Attention : la ligne rouge…à ne pas franchir !
Katilé lance quelques piques. « Nous aurions pu soulager le calvaire des fonctionnaires face à la cherté de la vie à travers des mesures consensuelles. Puisque c’est l’UNTM, vous vous y refusez. Nous salariés, toutes catégories confondues, auraient pu gérer autrement l’accumulation des hausses de prix, car ne touchant pas des salaires et indemnités en millions, qu’est-ce qui peut les retenir ? A côté de nous, les charges publiques de transition sont bénévoles. Voilà une marque de patriotisme qui vous a manqué, vous et vos camarades » « Le syndicalisme peut entrer dans le jeu politique national. Toutes les conventions et résolutions le consacrent. Donc, faites attention ! », avertit la plus grande Centrale syndicale du pays.
Le Secrétaire général de l’UNTM déclare ne nourrir aucun ressentiment aucune rancune, aucun désir de revanche contre qui que ce soit. Selon lui, « I’UNTM et ses membres soutiennent le Président de la Transition en lequel le peuple se reconnait ». « Cela a justifié l’option libre et souveraine d’arrêter les grèves, de ne plus déposer de nouvelles revendications, pourvu que, les anciennes soient progressivement apurées. Vous et votre tendance M5-RFP, et membres du gouvernement, pensez que tout respect des accords signés est une abdication devant le casse-pied que constitue l’UNTM. D’accord, mais c’est oublier que l’UNTM peut beaucoup plus que ça », enfonce-t-il.
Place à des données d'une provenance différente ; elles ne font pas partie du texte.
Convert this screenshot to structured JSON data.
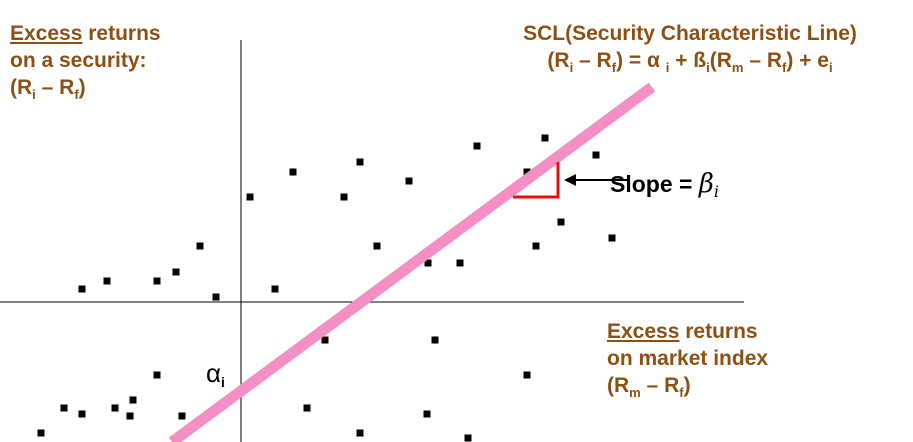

A en croire Yacouba Katilé, « l’UNTM est brimée sous votre propre impulsion au sein du M5-RFP pendant les rencontres que vous assistez dans le cadre du M5-RFP, en demandant aux départements de faire la promotion des syndicalistes et de leurs organisations qui ont fait selon vous, la lutte pour le changement. C’était le signal contre notre Centrale partout ».
Pour le patron de la Bourse du travail, jadis Quartier Général du mouvement démocratique dont la lutte a abouti à la chute du général Moussa Traoré, « la ligne rouge est la tentative de prolifération du négationnisme de la Révolution démocratique du 26 Mars 1991 et de ses résultats ».